A permutation phrase is an extension to the standard (E)BNF context free grammar definitions: a permutation phrase $\{ A_1, \dots, A_n \}$ contains $n$ productions (or equivalently, nonterminals) $A_1$ through $A_n$. At the position of the permutation phrase, we'd like to see every one of these productions exactly once, but we are not interested in the ordering of these nonterminals.
For example:
S <- X { A, B, C } Y
is equivalent to:
S <- X A B C Y
S <- X A C B Y
S <- X B A C Y
S <- X B C A Y
S <- X C A B Y
S <- X C B A Y
The concept seems to be introduced in "Extending context-free grammars with permutation phrases". Therein it is also described how to parse these phrases in linear time using an LL(1) parser.
The paper "Parsing permutation phrases" describes a method for parsing permutation phrases using parser combinators. These are the only two papers I've found that talk about permutation phrases and how to parse them.

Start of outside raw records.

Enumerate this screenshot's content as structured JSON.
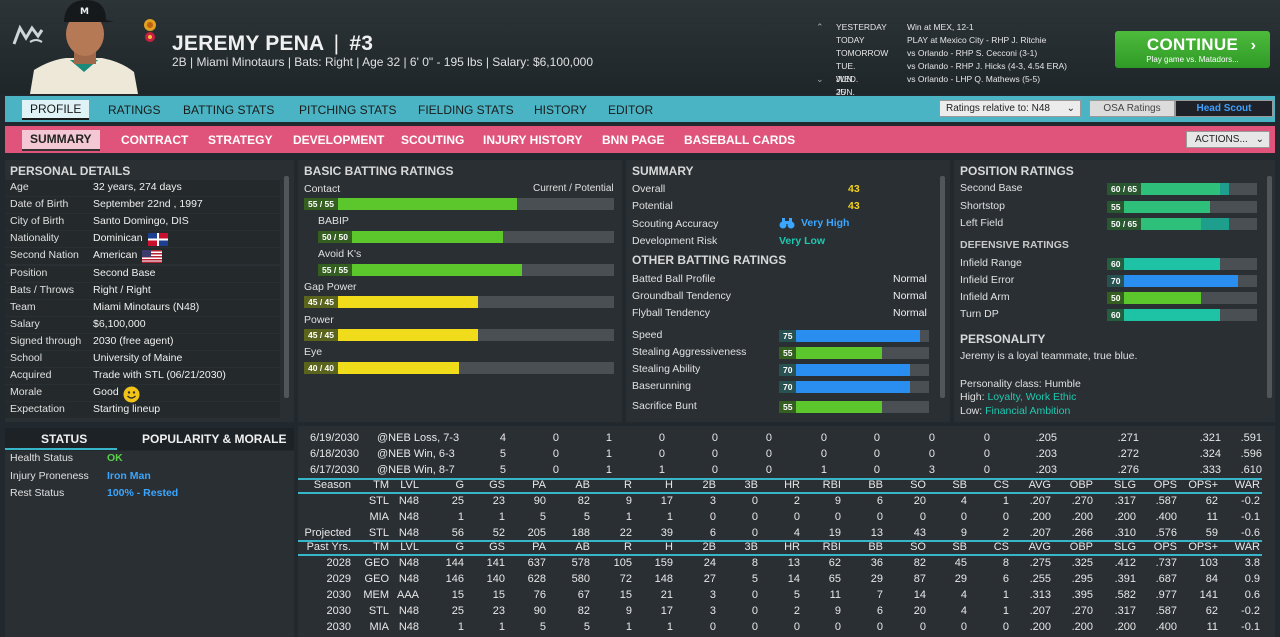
{
  "header": {
    "player_name": "JEREMY PENA",
    "divider": "|",
    "number": "#3",
    "info": "2B | Miami Minotaurs  |  Bats: Right  |  Age 32  |  6' 0\" - 195 lbs  |  Salary: $6,100,000"
  },
  "schedule": [
    {
      "day": "YESTERDAY",
      "event": "Win at MEX, 12-1"
    },
    {
      "day": "TODAY",
      "event": "PLAY at Mexico City - RHP J. Ritchie"
    },
    {
      "day": "TOMORROW",
      "event": "vs Orlando - RHP S. Cecconi (3-1)"
    },
    {
      "day": "TUE. JUN. 25",
      "event": "vs Orlando - RHP J. Hicks (4-3, 4.54 ERA)"
    },
    {
      "day": "WED. JUN. 26",
      "event": "vs Orlando - LHP Q. Mathews (5-5)"
    }
  ],
  "continue": {
    "label": "CONTINUE",
    "sub": "Play game vs. Matadors..."
  },
  "tabs_main": [
    "PROFILE",
    "RATINGS",
    "BATTING STATS",
    "PITCHING STATS",
    "FIELDING STATS",
    "HISTORY",
    "EDITOR"
  ],
  "ratings_relative": "Ratings relative to: N48",
  "osa_label": "OSA Ratings",
  "head_scout_label": "Head Scout",
  "tabs_sub": [
    "SUMMARY",
    "CONTRACT",
    "STRATEGY",
    "DEVELOPMENT",
    "SCOUTING",
    "INJURY HISTORY",
    "BNN PAGE",
    "BASEBALL CARDS"
  ],
  "actions_label": "ACTIONS...",
  "personal": {
    "title": "PERSONAL DETAILS",
    "rows": [
      [
        "Age",
        "32 years, 274 days"
      ],
      [
        "Date of Birth",
        "September 22nd , 1997"
      ],
      [
        "City of Birth",
        "Santo Domingo, DIS"
      ],
      [
        "Nationality",
        "Dominican"
      ],
      [
        "Second Nation",
        "American"
      ],
      [
        "Position",
        "Second Base"
      ],
      [
        "Bats / Throws",
        "Right / Right"
      ],
      [
        "Team",
        "Miami Minotaurs (N48)"
      ],
      [
        "Salary",
        "$6,100,000"
      ],
      [
        "Signed through",
        "2030 (free agent)"
      ],
      [
        "School",
        "University of Maine"
      ],
      [
        "Acquired",
        "Trade with STL (06/21/2030)"
      ],
      [
        "Morale",
        "Good"
      ],
      [
        "Expectation",
        "Starting lineup"
      ]
    ]
  },
  "status": {
    "tab1": "STATUS",
    "tab2": "POPULARITY & MORALE",
    "rows": [
      [
        "Health Status",
        "OK"
      ],
      [
        "Injury Proneness",
        "Iron Man"
      ],
      [
        "Rest Status",
        "100% - Rested"
      ]
    ]
  },
  "batting": {
    "title": "BASIC BATTING RATINGS",
    "cur_pot": "Current / Potential",
    "items": [
      {
        "label": "Contact",
        "text": "55 / 55",
        "value": 55,
        "color": "green"
      },
      {
        "label": "BABIP",
        "text": "50 / 50",
        "value": 50,
        "color": "green"
      },
      {
        "label": "Avoid K's",
        "text": "55 / 55",
        "value": 55,
        "color": "green"
      },
      {
        "label": "Gap Power",
        "text": "45 / 45",
        "value": 45,
        "color": "yellow"
      },
      {
        "label": "Power",
        "text": "45 / 45",
        "value": 45,
        "color": "yellow"
      },
      {
        "label": "Eye",
        "text": "40 / 40",
        "value": 40,
        "color": "yellow"
      }
    ]
  },
  "summary": {
    "title": "SUMMARY",
    "overall_l": "Overall",
    "overall": "43",
    "potential_l": "Potential",
    "potential": "43",
    "accuracy_l": "Scouting Accuracy",
    "accuracy": "Very High",
    "risk_l": "Development Risk",
    "risk": "Very Low",
    "other_title": "OTHER BATTING RATINGS",
    "other": [
      [
        "Batted Ball Profile",
        "Normal"
      ],
      [
        "Groundball Tendency",
        "Normal"
      ],
      [
        "Flyball Tendency",
        "Normal"
      ]
    ],
    "run": [
      {
        "label": "Speed",
        "value": 75,
        "color": "blue"
      },
      {
        "label": "Stealing Aggressiveness",
        "value": 55,
        "color": "green"
      },
      {
        "label": "Stealing Ability",
        "value": 70,
        "color": "blue"
      },
      {
        "label": "Baserunning",
        "value": 70,
        "color": "blue"
      },
      {
        "label": "Sacrifice Bunt",
        "value": 55,
        "color": "green"
      }
    ]
  },
  "position": {
    "title": "POSITION RATINGS",
    "items": [
      {
        "label": "Second Base",
        "text": "60 / 65",
        "value": 60,
        "pot": 65
      },
      {
        "label": "Shortstop",
        "text": "55",
        "value": 55,
        "pot": 55
      },
      {
        "label": "Left Field",
        "text": "50 / 65",
        "value": 50,
        "pot": 65
      }
    ],
    "def_title": "DEFENSIVE RATINGS",
    "def": [
      {
        "label": "Infield Range",
        "value": 60,
        "color": "teal"
      },
      {
        "label": "Infield Error",
        "value": 70,
        "color": "blue"
      },
      {
        "label": "Infield Arm",
        "value": 50,
        "color": "green"
      },
      {
        "label": "Turn DP",
        "value": 60,
        "color": "teal"
      }
    ],
    "personality_title": "PERSONALITY",
    "personality_text": "Jeremy is a loyal teammate, true blue.",
    "class": "Personality class: Humble",
    "high_l": "High:",
    "high": "Loyalty, Work Ethic",
    "low_l": "Low:",
    "low": "Financial Ambition"
  },
  "games": [
    [
      "6/19/2030",
      "@NEB Loss, 7-3",
      "4",
      "0",
      "1",
      "0",
      "0",
      "0",
      "0",
      "0",
      "0",
      "0",
      ".205",
      ".271",
      ".321",
      ".591"
    ],
    [
      "6/18/2030",
      "@NEB Win, 6-3",
      "5",
      "0",
      "1",
      "0",
      "0",
      "0",
      "0",
      "0",
      "0",
      "0",
      ".203",
      ".272",
      ".324",
      ".596"
    ],
    [
      "6/17/2030",
      "@NEB Win, 8-7",
      "5",
      "0",
      "1",
      "1",
      "0",
      "0",
      "1",
      "0",
      "3",
      "0",
      ".203",
      ".276",
      ".333",
      ".610"
    ]
  ],
  "season_header": [
    "Season",
    "TM",
    "LVL",
    "G",
    "GS",
    "PA",
    "AB",
    "R",
    "H",
    "2B",
    "3B",
    "HR",
    "RBI",
    "BB",
    "SO",
    "SB",
    "CS",
    "AVG",
    "OBP",
    "SLG",
    "OPS",
    "OPS+",
    "WAR"
  ],
  "season_rows": [
    [
      "",
      "STL",
      "N48",
      "25",
      "23",
      "90",
      "82",
      "9",
      "17",
      "3",
      "0",
      "2",
      "9",
      "6",
      "20",
      "4",
      "1",
      ".207",
      ".270",
      ".317",
      ".587",
      "62",
      "-0.2"
    ],
    [
      "",
      "MIA",
      "N48",
      "1",
      "1",
      "5",
      "5",
      "1",
      "1",
      "0",
      "0",
      "0",
      "0",
      "0",
      "0",
      "0",
      "0",
      ".200",
      ".200",
      ".200",
      ".400",
      "11",
      "-0.1"
    ],
    [
      "Projected",
      "STL",
      "N48",
      "56",
      "52",
      "205",
      "188",
      "22",
      "39",
      "6",
      "0",
      "4",
      "19",
      "13",
      "43",
      "9",
      "2",
      ".207",
      ".266",
      ".310",
      ".576",
      "59",
      "-0.6"
    ]
  ],
  "past_header": [
    "Past Yrs.",
    "TM",
    "LVL",
    "G",
    "GS",
    "PA",
    "AB",
    "R",
    "H",
    "2B",
    "3B",
    "HR",
    "RBI",
    "BB",
    "SO",
    "SB",
    "CS",
    "AVG",
    "OBP",
    "SLG",
    "OPS",
    "OPS+",
    "WAR"
  ],
  "past_rows": [
    [
      "2028",
      "GEO",
      "N48",
      "144",
      "141",
      "637",
      "578",
      "105",
      "159",
      "24",
      "8",
      "13",
      "62",
      "36",
      "82",
      "45",
      "8",
      ".275",
      ".325",
      ".412",
      ".737",
      "103",
      "3.8"
    ],
    [
      "2029",
      "GEO",
      "N48",
      "146",
      "140",
      "628",
      "580",
      "72",
      "148",
      "27",
      "5",
      "14",
      "65",
      "29",
      "87",
      "29",
      "6",
      ".255",
      ".295",
      ".391",
      ".687",
      "84",
      "0.9"
    ],
    [
      "2030",
      "MEM",
      "AAA",
      "15",
      "15",
      "76",
      "67",
      "15",
      "21",
      "3",
      "0",
      "5",
      "11",
      "7",
      "14",
      "4",
      "1",
      ".313",
      ".395",
      ".582",
      ".977",
      "141",
      "0.6"
    ],
    [
      "2030",
      "STL",
      "N48",
      "25",
      "23",
      "90",
      "82",
      "9",
      "17",
      "3",
      "0",
      "2",
      "9",
      "6",
      "20",
      "4",
      "1",
      ".207",
      ".270",
      ".317",
      ".587",
      "62",
      "-0.2"
    ],
    [
      "2030",
      "MIA",
      "N48",
      "1",
      "1",
      "5",
      "5",
      "1",
      "1",
      "0",
      "0",
      "0",
      "0",
      "0",
      "0",
      "0",
      "0",
      ".200",
      ".200",
      ".200",
      ".400",
      "11",
      "-0.1"
    ]
  ]
}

Seeing that we can easily parse these kinds of permutation phrases with LL(1) based parsers, my guess would be that we can do the same with LR(1) style parsers. My question is therefore:
Can a grammar containing permutation phrases be parsed in time linear in the input string size using LR(1) machinery while maintaining a reasonably sized table?
Permutation phrases do not extend the power of context-free languages: as in my example above one can simply enumerate all possible permutations. However, the grammar then explodes as the resulting grammar can be of size $O(|G|!)$. This allows linear time parsing, but the size of the grammar becomes way too large.
The above approach works for any parsing algorithm (although it is not useful), so maybe we can do better for specific algorithms. We can reduce the blowup to 'merely' exponential ($O(2^{|G|})$) by encoding the phrases into the LR table: we can have LR items encode which productions have yet to be seen, and therefore reduce the blowup to all subsets of the permutation phrases.
Although this is better, it is of course not good enough - having a permutation phrase of 30 items would make the grammar unusable. There is still one part of LR parsing we haven't touched yet, and that is the actual stack-based procedure used for parsing. I imagine storing counters on the stack may be able to solve the problem, but I'm not sure how to do that.
I'm currently implementing a parser generator, and in the problem domain permutation phrases would be a gift from heaven. As I'm using LR(1) machinery, the above question followed.